In the most recent issue of Theosis (1.6), Fr. Thomas Loya, a Byzantine Catholic priest, iconographer, and columnist, has an interesting contribution on the upcoming feast of the Presentation of Christ at the Temple (also known as Candlemas or the “Meeting of the Lord”). For many, February 2nd is simply the most bizarre and meaningless American holiday: Groundhog Day. However, for more traditional Christians, this is a major Christian feast day: the commemoration of the forty day presentation of Christ at the Temple in Jerusalem (December 25 + 40 days = February 2; for the biblical account, see Luke 2:22-40).
In his installment on “Applied Byzantine Liturgy” (pp. 54-56), Loya writes regarding this feast that it, like all liturgy, transforms our vision and thereby ought to be “applied to every aspect of life.” He writes,
When we say, “applied to every aspect of life” we really, really meant it: the economy, the environment, politics, education, healthcare, marriage, family, sexuality, law, work, unions, management, etc, etc. Did you notice how many of the words in this last sentence were some of the “hot button” words of our day? Have you also noticed how none of the areas that these words denote is functioning well today? There is one reason—lack of the correct vision and the application of the correct vision.
He goes on to comment on the meeting between Simeon, a “just and devout” old man, who was waiting for the Messiah, and the child Jesus:
Like Peter, James and John, on Mt. Tabor, like the Magi in Bethlehem or the Apostle Thomas in the upper room, Simeon is seeing through this God incarnate in human form, what it really means to be human. He has a clear vision of our glorious origins and of our even more glorious destiny. If this accurate view of the human person becomes our view (because we went to Church on this Feast Day and learned about this vision) then if we apply this vision to the hot button issues mentioned above the results will be better.
In the space of such a short article, however, he is not really able to explore any of these “hot button” issues in greater depth. Agreeing with his basic premise—that the liturgy of the Church gives us the correct vision of the human person and life by reorienting us toward Christ—I would like to explore some of the insights this feast has for our economic life today.

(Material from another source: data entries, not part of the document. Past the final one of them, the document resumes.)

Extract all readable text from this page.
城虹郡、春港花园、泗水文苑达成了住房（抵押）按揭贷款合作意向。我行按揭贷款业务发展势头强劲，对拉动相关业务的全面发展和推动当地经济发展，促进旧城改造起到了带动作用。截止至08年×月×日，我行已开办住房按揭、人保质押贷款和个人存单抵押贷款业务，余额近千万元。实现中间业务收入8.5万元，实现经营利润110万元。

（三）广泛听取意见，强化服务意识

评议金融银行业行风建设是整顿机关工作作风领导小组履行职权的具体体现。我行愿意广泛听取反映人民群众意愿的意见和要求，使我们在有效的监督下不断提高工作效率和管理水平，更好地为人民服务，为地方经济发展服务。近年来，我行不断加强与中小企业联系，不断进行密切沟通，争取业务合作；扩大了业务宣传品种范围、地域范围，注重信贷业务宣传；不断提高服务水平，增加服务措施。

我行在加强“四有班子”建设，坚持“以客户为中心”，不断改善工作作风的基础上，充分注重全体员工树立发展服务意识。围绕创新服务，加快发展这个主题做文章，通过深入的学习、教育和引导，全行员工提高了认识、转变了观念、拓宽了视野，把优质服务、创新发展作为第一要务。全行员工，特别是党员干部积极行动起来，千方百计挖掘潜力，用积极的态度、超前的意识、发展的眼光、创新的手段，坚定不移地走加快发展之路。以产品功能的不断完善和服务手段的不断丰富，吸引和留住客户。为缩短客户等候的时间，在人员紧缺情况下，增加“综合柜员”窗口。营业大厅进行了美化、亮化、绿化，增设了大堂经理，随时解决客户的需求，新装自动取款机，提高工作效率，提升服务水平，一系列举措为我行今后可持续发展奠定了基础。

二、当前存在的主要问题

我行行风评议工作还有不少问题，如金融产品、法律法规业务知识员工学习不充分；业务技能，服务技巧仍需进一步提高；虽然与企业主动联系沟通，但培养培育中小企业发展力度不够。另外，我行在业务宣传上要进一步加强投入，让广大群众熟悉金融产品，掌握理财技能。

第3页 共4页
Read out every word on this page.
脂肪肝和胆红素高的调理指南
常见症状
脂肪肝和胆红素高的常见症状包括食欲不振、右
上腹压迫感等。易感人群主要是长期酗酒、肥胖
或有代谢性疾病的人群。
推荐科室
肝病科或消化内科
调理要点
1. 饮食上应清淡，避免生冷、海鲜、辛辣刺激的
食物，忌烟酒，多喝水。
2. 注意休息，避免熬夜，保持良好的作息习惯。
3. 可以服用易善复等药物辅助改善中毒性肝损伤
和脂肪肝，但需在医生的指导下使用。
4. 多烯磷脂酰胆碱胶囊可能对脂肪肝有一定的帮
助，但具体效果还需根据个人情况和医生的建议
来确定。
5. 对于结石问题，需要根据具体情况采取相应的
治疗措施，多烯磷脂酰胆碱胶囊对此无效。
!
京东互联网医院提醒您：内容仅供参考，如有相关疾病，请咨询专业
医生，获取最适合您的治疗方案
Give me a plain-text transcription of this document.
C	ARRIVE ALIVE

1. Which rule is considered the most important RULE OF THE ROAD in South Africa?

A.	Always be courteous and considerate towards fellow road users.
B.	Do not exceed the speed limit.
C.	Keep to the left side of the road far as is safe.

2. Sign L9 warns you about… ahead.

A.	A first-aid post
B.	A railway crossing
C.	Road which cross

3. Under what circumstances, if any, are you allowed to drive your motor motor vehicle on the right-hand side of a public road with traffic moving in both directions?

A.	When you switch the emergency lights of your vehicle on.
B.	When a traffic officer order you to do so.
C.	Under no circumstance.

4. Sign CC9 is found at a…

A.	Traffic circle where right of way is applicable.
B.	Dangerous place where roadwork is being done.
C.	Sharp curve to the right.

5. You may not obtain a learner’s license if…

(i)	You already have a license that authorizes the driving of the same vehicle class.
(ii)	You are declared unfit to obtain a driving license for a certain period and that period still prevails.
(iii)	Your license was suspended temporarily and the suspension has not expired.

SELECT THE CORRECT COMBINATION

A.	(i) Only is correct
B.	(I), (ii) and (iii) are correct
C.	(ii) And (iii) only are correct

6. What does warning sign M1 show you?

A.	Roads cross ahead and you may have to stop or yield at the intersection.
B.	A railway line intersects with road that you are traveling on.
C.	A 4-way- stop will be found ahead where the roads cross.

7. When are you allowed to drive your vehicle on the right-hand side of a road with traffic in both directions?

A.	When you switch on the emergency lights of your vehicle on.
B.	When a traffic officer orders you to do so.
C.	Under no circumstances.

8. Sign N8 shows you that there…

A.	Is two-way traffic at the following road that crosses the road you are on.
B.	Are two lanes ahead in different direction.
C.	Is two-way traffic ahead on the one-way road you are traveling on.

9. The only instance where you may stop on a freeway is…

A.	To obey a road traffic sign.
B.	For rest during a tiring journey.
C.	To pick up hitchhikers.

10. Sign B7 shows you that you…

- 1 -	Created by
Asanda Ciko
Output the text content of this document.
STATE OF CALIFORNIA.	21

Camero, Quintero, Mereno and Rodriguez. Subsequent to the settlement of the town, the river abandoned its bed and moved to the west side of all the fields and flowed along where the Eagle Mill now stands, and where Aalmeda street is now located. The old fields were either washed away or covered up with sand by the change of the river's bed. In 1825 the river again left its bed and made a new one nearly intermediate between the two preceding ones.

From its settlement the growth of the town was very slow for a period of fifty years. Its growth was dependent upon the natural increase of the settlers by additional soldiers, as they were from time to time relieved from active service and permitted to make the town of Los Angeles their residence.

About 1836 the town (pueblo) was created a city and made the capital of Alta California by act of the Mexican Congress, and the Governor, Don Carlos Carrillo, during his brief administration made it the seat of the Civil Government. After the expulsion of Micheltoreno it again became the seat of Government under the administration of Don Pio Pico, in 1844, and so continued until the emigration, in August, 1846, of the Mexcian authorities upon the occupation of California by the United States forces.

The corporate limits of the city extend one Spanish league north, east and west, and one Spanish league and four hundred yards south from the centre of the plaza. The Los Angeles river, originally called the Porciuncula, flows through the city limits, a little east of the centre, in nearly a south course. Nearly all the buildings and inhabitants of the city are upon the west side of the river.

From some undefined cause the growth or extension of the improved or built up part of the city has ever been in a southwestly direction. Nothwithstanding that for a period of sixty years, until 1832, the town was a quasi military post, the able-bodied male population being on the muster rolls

In the Gospel of Luke, poetry breaks forth from Simeon’s mouth when he holds the child Jesus in his arms:
Lord, now let your servant depart in peace,
According to your word;
For my eyes have seen your salvation
Which you have prepared before the face of all peoples,
A light to bring revelation to the Gentiles,
And the glory of your people Israel. (Luke 2:29-32)
The many hymns of the feast in the Eastern tradition describe the meeting in greater, even midrashic, detail. One vespers hymn of the feast by Andrew Pyros describes the meeting as follows:
Simeon now receives below in his earthly arms
the One Whom the ministers on high entreat with trembling.
He proclaims the union of God with mankind.
He sees the heavenly God as mortal Man.
He prepares to withdraw from earthly things,
and raises his cry in joy:
“Glory to You, Lord, for You have revealed to those in darkness
the Light that knows no evening!”
What is the vision, the paradigm shift, of this feast? When Simeon holds in his arms God incarnate, he proclaims first that by comparison nothing else in life matters (“let your servant depart in peace”) and second that therein lies our greatest hope (“to those in darkness” has been revealed “the Light that knows no evening”).
Furthermore, this meeting happens in obedience to God’s commandments: “Now when the days of [Mary’s] purification according to the law of Moses were completed, they brought [Jesus] to Jerusalem to present him to the Lord (as it is written in the law of the Lord, ‘Every male who opens the womb shall be called holy to the Lord’)” (Luke 2:22-23).
But how might this serve to transfigure our vision in the economic aspect of our lives?
It begins, I think, with a shift in perspective regarding life and death. Often we live as if death did not await us all. Indeed, it is through such through “fear of death” that we so often are “subject to bondage” (see Hebrews 2:15). As the ascetic spiritual tradition of the Church constantly affirms, one of the most important perspectives we can have is to remember the day of our deaths; after all, it is one of the only certainties in life. In doing so, so long as we are looking to Christ, we see that all of our life, including our economic life—our production, distribution, and exchange—can be either tyrannized by purely material concerns, or transfigured by heavenly vision of hope that only the resurrected Christ can give.
In honorable work we produce not only products for bodily consumption but virtue, heavenly treasure, for our souls. In our distribution, that is, in the purpose for which we exchange the products or wages of our work, we broaden our interests to include the common good and the kingdom of God, especially hope for those who live in darkness. And in our exchanges themselves we remember that the goal is mutual benefit and service, shunning the immorality of monopolistic, one-sided, and anti-competitive advantage, remembering that the commandment, “You shall not steal” (Exodus 20:15), has broader implications than literal burglary.
Indeed, a life lived in this way, living out the liturgy of the Church in “every aspect of life,” looking to Christ as our model and source of true humanity, “our glorious origins and … our even more glorious destiny,” is a good step forward toward peace when the day of one’s departure arrives.